A Missing Link Between Coronavirus and Hypoxic Injury

Further perplexing neurologists and neuroscientists are the unknown ways that COVID-19 may be impacting the brain directly.

Shibani Mukerji, MD, PhD is the associate director of the Neuro-Infectious Diseases Unit at Mass General and co-author of a recently published article on neuropathological findings from the autopsies of COVID-19 patients in the New England Journal of Medicine. In this autopsy series, there was no evidence of the virus that causes COVID-19 in the brain tissue of ventilated COVID-19 patients. This suggests that other causes besides the virus directly infecting the brain were the reason for neurological symptoms during infection.

“The evidence we have currently does not indicate a direct central nervous system infection for the majority of cases with neurological symptoms,” says Dr. Mukerji.

Dr. Mukerji does find that those with COVID-19 had hypoxic injury—meaning that brain cells in these patients died due to lack of oxygen. Answers to questions of what’s leading to this hypoxic injury, and whether it’s specifically due to coronavirus infection, are obscured by the fact that prolonged ventilation increases hypoxic injury. 

“You're more likely to have hypoxic injury in people who needed prolonged ventilation regardless of source,” notes Dr. Mukerji.
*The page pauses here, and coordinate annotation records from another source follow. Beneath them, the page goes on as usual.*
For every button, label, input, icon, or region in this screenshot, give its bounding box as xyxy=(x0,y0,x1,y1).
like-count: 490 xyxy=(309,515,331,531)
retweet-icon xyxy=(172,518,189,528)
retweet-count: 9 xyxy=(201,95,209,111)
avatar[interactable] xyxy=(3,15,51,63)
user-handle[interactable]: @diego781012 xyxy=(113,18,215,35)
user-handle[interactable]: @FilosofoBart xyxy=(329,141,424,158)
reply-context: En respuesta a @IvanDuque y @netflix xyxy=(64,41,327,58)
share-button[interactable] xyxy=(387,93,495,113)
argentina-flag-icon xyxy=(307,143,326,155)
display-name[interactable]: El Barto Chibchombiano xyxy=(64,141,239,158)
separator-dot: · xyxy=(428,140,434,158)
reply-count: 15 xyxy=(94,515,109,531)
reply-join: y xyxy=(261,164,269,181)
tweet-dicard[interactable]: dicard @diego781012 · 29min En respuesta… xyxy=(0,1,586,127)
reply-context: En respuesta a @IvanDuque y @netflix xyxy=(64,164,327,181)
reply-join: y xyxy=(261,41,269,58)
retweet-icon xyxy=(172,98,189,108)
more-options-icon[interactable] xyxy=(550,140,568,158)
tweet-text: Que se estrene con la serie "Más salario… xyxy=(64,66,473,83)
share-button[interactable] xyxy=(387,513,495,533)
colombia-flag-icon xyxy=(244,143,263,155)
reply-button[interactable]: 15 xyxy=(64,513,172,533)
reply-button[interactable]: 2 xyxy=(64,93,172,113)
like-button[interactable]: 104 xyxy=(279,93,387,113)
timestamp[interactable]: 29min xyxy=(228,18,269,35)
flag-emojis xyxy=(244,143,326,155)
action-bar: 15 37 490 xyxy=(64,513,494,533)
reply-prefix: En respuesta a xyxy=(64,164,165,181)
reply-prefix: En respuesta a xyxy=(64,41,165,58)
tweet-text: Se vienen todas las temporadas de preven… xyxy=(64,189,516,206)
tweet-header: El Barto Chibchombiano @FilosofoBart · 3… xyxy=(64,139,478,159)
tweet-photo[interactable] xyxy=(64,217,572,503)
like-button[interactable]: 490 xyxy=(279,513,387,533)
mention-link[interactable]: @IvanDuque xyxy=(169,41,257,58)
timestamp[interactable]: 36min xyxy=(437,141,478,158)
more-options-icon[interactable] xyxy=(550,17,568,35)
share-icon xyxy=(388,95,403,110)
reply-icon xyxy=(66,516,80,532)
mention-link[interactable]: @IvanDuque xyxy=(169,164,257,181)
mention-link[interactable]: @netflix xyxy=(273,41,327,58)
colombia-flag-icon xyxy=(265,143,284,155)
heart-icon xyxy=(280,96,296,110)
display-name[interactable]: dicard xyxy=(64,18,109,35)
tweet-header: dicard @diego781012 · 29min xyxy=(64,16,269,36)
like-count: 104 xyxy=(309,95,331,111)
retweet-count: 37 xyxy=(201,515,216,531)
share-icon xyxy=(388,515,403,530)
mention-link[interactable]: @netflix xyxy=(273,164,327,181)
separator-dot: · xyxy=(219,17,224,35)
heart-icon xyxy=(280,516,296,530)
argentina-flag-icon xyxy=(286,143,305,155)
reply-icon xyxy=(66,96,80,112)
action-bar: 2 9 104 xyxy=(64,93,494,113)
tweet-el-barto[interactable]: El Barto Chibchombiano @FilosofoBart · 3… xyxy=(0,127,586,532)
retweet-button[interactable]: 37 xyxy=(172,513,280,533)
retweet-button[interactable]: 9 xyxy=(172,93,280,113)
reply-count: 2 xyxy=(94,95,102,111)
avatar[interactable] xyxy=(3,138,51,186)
There is much debate in the medical community as to what is causing the observed hypoxic injury, neurological symptoms and cognitive dysfunction in those with COVID-19. Blood clots are thought to be a critical factor in brain trauma and symptoms.

“There is data to suggest there's these micro-bleeds when looking at magnetic resonance imaging, but that doesn't speak to whether or not these micro-clots result in hypoxic changes,” says Dr. Mukerji. “The infection potentially leads to an increase in blood clots in other organs, and whether micro-clots occur in the brain remains up for debate and is still a consideration.” 

Bringing Connections Into Focus

As with finding patients being unable to fully awake and having significant cognitive dysfunction, COVID-19 is expected to bring about the unexpected.

Dr. Brown relates, “I think that where we're going to see residual effects, over the next several years we will see patients with a broad range of symptoms.” 

Physicians and researchers at Mass General will continue to work on disentangling the effects of sedation on the neurological impacts of COVID-19 and to improve patient treatment. 

“We will optimize the therapies going forward so that we can reduce consequences down the line and help mitigate the effects,” says Dr. Brown.

The enigmatic links between COVID-19, neurological symptoms and underlying brain dysfunction are complex. Time and research efforts have offered some perspective on these links, though many key questions remain unanswered. Mass General researchers will continue improving neurological outcomes while identifying the impact of COVID-19 on the brain.